Chapitre 18 : Chili con copain

  Des coups à ma porte me réveillèrent en sursaut. Lorsque j’ouvris les yeux,  les rayons orangés du soleil éclairaient la chambre. Je me rendis alors compte que le soleil s’était couché et que j’avais passé toute la journée à dormir. Je grommelai en me frottant le visage, honteuse d’un tel relâchement alors que j’étais chez des inconnus. 

        Je demandai à la personne d’entrer en me levant du lit et fis face à Ether qui me dévisagea un instant en attardant son regard sur moi avant de cligner des yeux.

        — Je suis désolée, je ne voulais pas te réveiller, dit-elle. Je suis passée il y a quelques heures pour le déjeuner mais mais comme tu dormais je n’ai pas voulu te déranger. Je voulais m’assurer que tu allais bien.

        Elle avait parlé d’un ton neutre mais je voyais dans ses yeux une touche d’amusement. 

        Je détournai le regard en m’efforçant de ne pas montrer mon embarras.

        — Ouais, je voulais fermer les yeux un moment. Je ne m’attendais pas à dormir si longtemps.

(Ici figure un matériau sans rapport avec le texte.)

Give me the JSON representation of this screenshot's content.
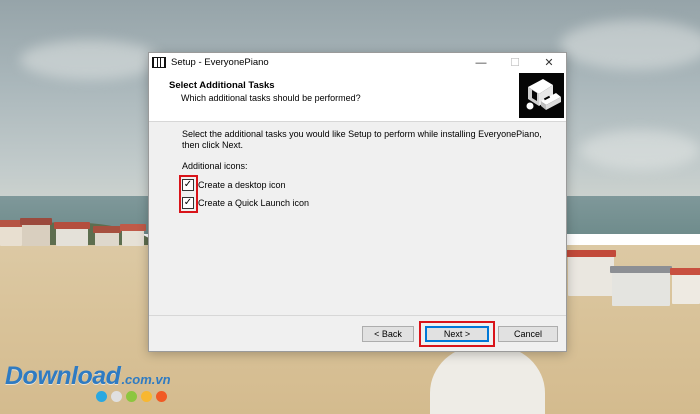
{
  "window": {
    "title": "Setup - EveryonePiano",
    "controls": {
      "minimize": "—",
      "maximize": "☐",
      "close": "✕"
    }
  },
  "header": {
    "title": "Select Additional Tasks",
    "subtitle": "Which additional tasks should be performed?",
    "image_icon": "installer-computer-icon"
  },
  "content": {
    "intro": "Select the additional tasks you would like Setup to perform while installing EveryonePiano, then click Next.",
    "group_label": "Additional icons:",
    "tasks": [
      {
        "label": "Create a desktop icon",
        "checked": true
      },
      {
        "label": "Create a Quick Launch icon",
        "checked": true
      }
    ]
  },
  "buttons": {
    "back": "< Back",
    "next": "Next >",
    "cancel": "Cancel"
  },
  "highlight_color": "#d9141a",
  "watermark": {
    "brand": "Download",
    "tld": ".com.vn",
    "dot_colors": [
      "#2aa8e0",
      "#e0e0e0",
      "#8cc63f",
      "#f7b731",
      "#f15a24"
    ]
  }
}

        Elle secoua la tête.

        — Ce n’était pas un reproche. Tu as le droit de reposer, répondit-elle en s’adossant contre le mur. Alors, comment tu le sens ? Cet endroit je veux dire.

        — Je n’y ai pas réfléchi, avouai-je.

        Nous étions là depuis quelques heures seulement. J’avais eu l’intention de passer la situation en revue après notre arrivée mais malheureusement, mon corps n’avait pas suivi la cadence. 

        Je devais d’abord prendre la situation dans son ensemble pour analyser la complexité de notre condition mais il fallait avouer que je n’étais pas en mesure de le faire à l’heure actuelle. En fait, je ne le voulais pas.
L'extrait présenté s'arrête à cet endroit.